What is the best way to validate a string with a pattern? I would use PCRE but I don't know if it is embedded in each shell and how to use it.

For example, how could I validate that variable only contains A-Z, a-Z and 0-9 and does not contain spaces, ', ", ... ?
- Chris Eberle almost 13 years
  
  Generally in bash you'll want to rely pretty heavily on grep or awk to do any pattern matching.
Gordon Davisson almost 13 years

Several corrections: there cannot be spaces between the outer double-brackets, the [:alnum:] needs another set of brackets, and should be followed by * to let it match more than one character.
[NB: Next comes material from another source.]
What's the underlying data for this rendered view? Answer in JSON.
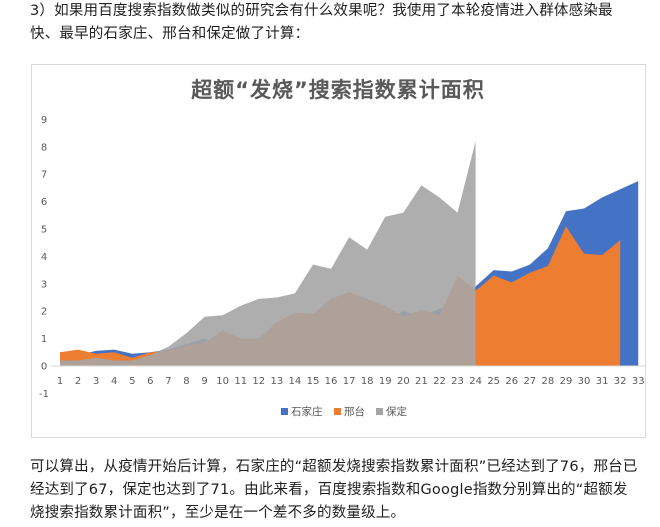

Fixed version: if [[ "$VARIABLE" =~ ^[[:alnum:]]*$ ]]; then do something; fi
Martin almost 13 years

Thank you for correcting the syntax. Updated as to not confuse.
Ignacio Vazquez-Abrams almost 13 years

Be careful with this one. $ [[ "一" =~ ^[[:alnum:]]*$ ]] ; echo $? 0
Gordon Davisson almost 13 years

@Ignacio: that prints 1 for me (as expected). Is 一 in the alnum character class in some other locale (I'm using LANG=en_US.UTF-8)?
Ignacio Vazquez-Abrams almost 13 years

If your bash uses Unicode classes then it will be true, as 一 is "1" in Japanese.